Бар эскадрильи
Шрифт:
Тогда Арнольф, от которого вы ожидали какой-нибудь смущенной снисходительности, вдруг, к вашему удивлению, заплакал. Заплакал! А вы, рассказывая это, вы смеялись, как мало кто это делает в салонах. Вы, в свою очередь, вскоре тоже плакали, но только от смеха. На вас смотрели, и лица были строгие. «Ну что ж, — проворчал кто-то, — я нахожу это скорее трогательным, растерянность этого человека, потому что его старый компаньон предал идеалы их молодости… Это даже довольно здорово, разве нет?…»

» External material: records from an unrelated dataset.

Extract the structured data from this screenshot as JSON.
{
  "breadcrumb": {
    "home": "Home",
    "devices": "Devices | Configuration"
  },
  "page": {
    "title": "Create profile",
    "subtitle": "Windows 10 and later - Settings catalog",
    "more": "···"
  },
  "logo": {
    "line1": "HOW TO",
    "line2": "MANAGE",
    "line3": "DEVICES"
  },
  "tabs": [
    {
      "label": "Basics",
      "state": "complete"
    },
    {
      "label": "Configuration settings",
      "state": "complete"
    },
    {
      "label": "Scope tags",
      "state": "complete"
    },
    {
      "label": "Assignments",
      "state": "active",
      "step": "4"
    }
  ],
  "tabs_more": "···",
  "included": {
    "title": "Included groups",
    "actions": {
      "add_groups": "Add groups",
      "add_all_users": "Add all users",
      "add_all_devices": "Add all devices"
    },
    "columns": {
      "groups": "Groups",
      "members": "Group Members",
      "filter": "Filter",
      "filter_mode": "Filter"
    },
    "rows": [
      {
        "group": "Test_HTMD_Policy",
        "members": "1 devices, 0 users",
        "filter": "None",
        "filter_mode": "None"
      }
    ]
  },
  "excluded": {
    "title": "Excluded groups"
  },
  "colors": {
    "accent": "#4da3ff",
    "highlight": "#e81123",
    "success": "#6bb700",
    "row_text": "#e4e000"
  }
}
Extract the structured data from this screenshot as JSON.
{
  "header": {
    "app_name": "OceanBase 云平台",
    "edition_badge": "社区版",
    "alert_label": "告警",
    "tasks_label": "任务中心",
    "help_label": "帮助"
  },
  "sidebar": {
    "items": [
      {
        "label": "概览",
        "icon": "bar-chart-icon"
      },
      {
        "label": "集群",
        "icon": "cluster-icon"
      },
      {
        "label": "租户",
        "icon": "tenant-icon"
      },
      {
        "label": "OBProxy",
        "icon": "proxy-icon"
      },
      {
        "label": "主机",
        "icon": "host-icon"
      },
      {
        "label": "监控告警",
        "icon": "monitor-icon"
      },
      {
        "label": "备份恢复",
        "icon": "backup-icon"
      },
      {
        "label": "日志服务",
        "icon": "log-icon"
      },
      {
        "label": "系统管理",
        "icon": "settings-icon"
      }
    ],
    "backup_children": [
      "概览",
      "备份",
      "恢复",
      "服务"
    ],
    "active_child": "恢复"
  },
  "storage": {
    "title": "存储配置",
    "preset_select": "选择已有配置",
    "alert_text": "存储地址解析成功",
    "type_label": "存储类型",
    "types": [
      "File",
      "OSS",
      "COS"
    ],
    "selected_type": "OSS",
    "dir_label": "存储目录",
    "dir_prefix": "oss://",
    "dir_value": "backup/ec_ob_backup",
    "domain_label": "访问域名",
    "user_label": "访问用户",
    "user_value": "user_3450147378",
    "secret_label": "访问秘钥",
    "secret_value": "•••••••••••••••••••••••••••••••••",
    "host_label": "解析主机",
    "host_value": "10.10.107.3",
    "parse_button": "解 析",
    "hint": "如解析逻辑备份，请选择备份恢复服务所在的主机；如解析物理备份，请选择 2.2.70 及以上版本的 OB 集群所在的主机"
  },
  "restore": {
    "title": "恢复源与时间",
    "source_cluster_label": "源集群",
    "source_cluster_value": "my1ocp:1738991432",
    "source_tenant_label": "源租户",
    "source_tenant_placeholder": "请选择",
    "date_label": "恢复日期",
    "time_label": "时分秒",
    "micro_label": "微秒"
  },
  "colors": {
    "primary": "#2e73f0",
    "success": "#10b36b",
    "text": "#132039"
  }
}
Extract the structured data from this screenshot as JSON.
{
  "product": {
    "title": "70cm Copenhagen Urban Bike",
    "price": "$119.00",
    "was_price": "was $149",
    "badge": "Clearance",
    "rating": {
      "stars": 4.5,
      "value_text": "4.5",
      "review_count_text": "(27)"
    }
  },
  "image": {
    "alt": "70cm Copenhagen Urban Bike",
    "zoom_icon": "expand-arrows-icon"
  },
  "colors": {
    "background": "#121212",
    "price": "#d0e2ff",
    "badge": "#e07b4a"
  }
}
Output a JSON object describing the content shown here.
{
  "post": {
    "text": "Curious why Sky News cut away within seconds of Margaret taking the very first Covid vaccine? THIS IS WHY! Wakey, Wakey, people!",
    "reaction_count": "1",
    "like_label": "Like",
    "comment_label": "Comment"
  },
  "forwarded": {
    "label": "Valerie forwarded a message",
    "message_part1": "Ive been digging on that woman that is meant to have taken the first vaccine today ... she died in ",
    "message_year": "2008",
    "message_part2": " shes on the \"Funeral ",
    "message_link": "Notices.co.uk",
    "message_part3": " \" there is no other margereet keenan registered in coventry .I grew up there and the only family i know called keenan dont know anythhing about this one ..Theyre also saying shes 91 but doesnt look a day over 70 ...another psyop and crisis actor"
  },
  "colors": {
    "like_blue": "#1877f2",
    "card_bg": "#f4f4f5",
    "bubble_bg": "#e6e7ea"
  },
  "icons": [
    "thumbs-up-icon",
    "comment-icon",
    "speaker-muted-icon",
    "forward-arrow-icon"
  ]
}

Вы вдруг перестали смеяться, мгновенно перестали. Вы стали похожим на ошеломленного, дурашливого, огорченного пай-мальчика. Вы подождали, пока ваша мимика достигнет цели и привлечет внимание всех, а потом вполголоса мило объяснили: «Но, месье, Арнольф ведь иссыхает от желания стать академиком, и он тоже…»
Я
Увы, последующие события показали, что и у вас были свои искушения, и свои скопления газа в кишечнике, и свои компромиссы, и свои хитрости. Но я увидел у вас такое выражение лица в тот день, когда зашел к Лeoнеллихе опрокинуть несколько стаканчиков и когда вы с такой ловкостью пролавировали мимо меня, чтобы не подать мне руки (мне, дорогой мой, противно именно от того, что до меня дотрагиваются, а не когда меня избегают), так вот я увидел у вас такое выражение лица, что стал задавать себе вопросы и стал задавать вопросы о вас вокруг себя, и моя старая симпатия к вам (смотри выше) ко мне вернулась. Я не перевариваю вас так же, как не перевариваете вы меня, но только у меня отрыжка — это отрыжка дружбой, а у вас — желчью. У меня более надежная конституция, чем у вас.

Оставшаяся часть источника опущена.